Avnet claims it has been winning back European market share it conceded during an “internally focused” period following the blockbuster acquisition of Magirus.Apple pie with one slice removed

Graeme Watt, EMEA president of Avnet Technology Solutions, also expressed his delight that the distributor is “back on the M&A trail”, after closing its first buyout in Europe in three years, in the shape of Munich-based Orchestra Service.

Prior to which, the last acquisition that the US titan made in Europe was that of Magirus, which it snapped up in October 2012. Watt admitted that, as it integrated the $500m-revenue VAD and concurrently rolled out an SAP platform, Avnet’s European business had temporarily been more inward-facing than he would have liked.

“To take on very big projects simultaneously we took an internal focus that we could not avoid,” he explained.

But now, in a brighter European market than for some time, Avnet is driving a level of “premium growth” that exceeds it competitors and is allowing it to take back any lost turf, Watt asserted.

“We have won back market share that we might have lost over the last 18 months to two years,” he said. “We have had consecutive quarters of growth, and I am very pleased.”

Such growth will be boosted by the addition of Orchestra.

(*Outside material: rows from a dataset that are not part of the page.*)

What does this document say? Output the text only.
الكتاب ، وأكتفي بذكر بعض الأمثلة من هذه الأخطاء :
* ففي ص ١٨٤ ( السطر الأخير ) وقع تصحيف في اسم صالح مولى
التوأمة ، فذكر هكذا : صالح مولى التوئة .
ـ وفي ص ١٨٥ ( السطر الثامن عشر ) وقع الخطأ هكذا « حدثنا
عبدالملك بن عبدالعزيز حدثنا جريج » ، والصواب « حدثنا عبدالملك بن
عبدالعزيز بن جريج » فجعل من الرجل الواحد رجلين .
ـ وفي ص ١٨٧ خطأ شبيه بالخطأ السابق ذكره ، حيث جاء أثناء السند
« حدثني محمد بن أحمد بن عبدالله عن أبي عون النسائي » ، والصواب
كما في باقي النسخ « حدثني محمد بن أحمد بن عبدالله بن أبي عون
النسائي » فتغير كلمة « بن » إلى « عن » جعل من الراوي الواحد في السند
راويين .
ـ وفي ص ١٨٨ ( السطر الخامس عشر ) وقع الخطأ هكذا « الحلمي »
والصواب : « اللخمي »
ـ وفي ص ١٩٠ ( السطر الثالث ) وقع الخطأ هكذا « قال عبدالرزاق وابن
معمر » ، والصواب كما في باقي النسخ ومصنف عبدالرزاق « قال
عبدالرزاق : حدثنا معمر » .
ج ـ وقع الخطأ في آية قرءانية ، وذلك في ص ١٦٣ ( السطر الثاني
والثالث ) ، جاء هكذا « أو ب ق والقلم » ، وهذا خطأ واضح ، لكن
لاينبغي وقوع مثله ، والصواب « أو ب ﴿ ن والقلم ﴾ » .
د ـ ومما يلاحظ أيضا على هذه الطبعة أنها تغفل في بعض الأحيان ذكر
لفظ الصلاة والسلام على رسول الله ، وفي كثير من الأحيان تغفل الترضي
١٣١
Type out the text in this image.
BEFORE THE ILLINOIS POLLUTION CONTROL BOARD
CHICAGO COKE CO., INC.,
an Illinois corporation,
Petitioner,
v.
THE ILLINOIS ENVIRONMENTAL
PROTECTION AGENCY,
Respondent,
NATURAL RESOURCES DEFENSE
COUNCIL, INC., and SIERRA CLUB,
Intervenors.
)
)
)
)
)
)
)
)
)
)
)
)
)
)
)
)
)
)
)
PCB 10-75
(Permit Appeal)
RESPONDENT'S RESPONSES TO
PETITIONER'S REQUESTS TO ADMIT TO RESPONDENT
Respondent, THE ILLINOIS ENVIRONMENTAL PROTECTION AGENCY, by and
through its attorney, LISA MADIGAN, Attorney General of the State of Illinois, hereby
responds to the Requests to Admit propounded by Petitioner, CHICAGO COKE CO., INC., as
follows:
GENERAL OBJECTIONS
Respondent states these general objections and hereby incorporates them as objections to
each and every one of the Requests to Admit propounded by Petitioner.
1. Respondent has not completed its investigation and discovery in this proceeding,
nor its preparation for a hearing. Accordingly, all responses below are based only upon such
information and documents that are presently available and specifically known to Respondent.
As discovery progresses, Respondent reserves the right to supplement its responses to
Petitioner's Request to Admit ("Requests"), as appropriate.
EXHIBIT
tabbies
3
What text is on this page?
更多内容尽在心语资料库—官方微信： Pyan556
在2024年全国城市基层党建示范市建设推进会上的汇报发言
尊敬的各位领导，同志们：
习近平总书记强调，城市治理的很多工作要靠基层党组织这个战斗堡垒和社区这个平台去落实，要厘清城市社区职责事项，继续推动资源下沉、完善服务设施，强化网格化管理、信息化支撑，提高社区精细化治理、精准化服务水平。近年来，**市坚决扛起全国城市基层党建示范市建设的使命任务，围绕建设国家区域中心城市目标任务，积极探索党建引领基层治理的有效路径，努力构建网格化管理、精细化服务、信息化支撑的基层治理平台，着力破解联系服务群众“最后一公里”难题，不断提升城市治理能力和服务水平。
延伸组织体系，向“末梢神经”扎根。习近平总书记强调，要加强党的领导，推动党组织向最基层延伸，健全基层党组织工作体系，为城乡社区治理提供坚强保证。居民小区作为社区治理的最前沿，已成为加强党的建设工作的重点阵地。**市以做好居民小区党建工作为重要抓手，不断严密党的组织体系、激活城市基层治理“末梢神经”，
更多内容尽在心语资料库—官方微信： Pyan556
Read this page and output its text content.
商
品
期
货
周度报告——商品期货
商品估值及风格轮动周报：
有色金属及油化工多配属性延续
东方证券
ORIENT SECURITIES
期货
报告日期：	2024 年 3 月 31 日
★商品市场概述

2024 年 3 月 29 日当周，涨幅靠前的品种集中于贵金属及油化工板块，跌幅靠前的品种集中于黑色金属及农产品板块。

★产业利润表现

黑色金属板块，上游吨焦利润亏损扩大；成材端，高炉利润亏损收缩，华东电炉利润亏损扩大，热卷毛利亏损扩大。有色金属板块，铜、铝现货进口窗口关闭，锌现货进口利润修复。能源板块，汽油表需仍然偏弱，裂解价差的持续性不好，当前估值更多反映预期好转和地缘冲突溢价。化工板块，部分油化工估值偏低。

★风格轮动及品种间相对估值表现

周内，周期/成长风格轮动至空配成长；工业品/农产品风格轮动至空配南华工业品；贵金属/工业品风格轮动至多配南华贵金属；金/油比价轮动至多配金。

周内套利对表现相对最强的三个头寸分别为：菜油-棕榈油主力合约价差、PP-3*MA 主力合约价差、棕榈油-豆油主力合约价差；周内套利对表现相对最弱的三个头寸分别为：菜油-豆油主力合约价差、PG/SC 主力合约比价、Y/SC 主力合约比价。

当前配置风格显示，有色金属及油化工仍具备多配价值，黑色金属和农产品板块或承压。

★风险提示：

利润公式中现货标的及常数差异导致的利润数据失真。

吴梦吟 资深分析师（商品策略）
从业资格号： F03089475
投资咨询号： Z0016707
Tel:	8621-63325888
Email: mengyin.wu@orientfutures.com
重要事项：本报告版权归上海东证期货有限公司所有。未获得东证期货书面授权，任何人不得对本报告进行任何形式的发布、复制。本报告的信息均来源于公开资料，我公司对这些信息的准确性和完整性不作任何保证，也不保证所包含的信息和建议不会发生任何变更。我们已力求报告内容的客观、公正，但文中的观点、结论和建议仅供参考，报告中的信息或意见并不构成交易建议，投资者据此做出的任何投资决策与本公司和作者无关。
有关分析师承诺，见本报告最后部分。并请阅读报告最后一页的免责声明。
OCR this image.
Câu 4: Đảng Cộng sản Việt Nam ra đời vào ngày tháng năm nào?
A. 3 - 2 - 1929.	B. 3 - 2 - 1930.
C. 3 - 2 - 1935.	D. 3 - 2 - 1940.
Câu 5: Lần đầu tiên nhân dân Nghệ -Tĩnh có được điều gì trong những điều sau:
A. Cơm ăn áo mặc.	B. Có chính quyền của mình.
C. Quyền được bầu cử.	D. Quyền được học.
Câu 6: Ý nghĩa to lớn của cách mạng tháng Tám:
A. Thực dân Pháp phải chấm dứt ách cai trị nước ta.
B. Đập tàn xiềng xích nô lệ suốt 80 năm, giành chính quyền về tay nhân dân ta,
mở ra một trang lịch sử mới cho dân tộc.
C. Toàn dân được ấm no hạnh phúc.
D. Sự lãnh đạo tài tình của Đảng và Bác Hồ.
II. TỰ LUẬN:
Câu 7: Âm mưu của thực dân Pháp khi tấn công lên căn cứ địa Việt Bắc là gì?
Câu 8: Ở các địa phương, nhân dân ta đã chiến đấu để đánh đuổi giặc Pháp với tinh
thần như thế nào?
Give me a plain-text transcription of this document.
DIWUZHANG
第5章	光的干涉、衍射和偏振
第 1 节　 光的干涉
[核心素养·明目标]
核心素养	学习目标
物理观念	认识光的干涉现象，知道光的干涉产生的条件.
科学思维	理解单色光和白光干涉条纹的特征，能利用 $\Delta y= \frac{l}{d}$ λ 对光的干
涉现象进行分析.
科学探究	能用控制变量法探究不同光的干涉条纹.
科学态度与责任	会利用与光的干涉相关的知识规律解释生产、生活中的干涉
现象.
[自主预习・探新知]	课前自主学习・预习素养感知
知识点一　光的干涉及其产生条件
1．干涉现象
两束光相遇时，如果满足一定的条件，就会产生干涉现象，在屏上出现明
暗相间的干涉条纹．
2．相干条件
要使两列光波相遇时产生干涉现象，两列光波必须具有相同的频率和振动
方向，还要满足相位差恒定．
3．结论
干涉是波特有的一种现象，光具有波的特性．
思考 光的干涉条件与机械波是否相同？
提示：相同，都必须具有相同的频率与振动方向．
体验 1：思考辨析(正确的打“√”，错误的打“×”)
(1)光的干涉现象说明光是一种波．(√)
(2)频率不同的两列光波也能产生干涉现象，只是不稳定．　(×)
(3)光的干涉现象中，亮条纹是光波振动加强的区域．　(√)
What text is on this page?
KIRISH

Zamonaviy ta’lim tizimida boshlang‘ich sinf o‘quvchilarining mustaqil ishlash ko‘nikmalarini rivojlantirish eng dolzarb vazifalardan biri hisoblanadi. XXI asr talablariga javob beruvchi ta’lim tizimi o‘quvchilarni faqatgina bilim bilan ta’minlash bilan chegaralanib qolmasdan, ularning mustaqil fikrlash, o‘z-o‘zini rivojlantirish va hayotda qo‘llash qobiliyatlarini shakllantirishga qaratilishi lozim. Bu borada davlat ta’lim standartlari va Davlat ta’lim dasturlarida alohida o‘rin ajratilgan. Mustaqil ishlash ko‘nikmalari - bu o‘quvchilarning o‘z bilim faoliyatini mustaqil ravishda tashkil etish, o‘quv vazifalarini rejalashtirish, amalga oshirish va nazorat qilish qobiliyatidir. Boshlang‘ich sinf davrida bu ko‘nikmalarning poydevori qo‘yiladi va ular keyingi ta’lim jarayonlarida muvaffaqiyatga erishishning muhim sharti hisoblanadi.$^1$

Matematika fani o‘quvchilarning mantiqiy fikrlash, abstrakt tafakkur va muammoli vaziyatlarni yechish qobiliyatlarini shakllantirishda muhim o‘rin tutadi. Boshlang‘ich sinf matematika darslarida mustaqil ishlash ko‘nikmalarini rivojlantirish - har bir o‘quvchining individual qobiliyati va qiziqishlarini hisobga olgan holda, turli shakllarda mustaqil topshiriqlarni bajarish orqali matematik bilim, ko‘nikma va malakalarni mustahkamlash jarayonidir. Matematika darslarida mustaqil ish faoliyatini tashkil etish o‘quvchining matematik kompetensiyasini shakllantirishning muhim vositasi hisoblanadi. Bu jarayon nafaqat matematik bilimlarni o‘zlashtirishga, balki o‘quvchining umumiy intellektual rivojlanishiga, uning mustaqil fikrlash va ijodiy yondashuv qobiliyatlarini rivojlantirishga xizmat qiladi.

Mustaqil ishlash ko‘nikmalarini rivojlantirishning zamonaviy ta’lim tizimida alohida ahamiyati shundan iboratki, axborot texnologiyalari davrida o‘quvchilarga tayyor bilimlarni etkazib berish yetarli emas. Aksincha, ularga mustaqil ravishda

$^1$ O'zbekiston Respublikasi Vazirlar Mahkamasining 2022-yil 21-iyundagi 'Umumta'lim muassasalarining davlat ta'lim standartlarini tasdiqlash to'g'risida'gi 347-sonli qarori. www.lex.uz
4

The EMC and Overland distributor turned over about €85m in 2014 and has recently officially joined the Avnet fold after the two firms agreed a buyout deal in September.

Although Watt indicated that Avnet “oscillates between [being the] number one and number two EMC distributor” in Europe, he admitted that the vendor was “under-represented” in its German business. The distie previously held just “a low single-digit share” of the storage giant’s channel business in the country.

“There is virtually no overlap in terms of what [Orchestra] do. They are strategic to us in the short term, the medium, and the long term,” Watt added. “[The acquisition] continues to drive our leadership position in converged infrastructure, and Orchestra brings a level of value in Germany that we are not currently bringing. And it is not just what it brings us in Germany, but what it brings us across the central region and across EMEA. They have their own intellectual property that they have developed.”

The senior management line-up at Orchestra “are very much going to be part of the team” at their company’s new owner. The integration process will be a “medium-paced” one, Watt predicted.

“We do not have plans to integrate very rapidly… but nor do we intend to keep it as a stand-alone business for the next five or ten years,” he explained.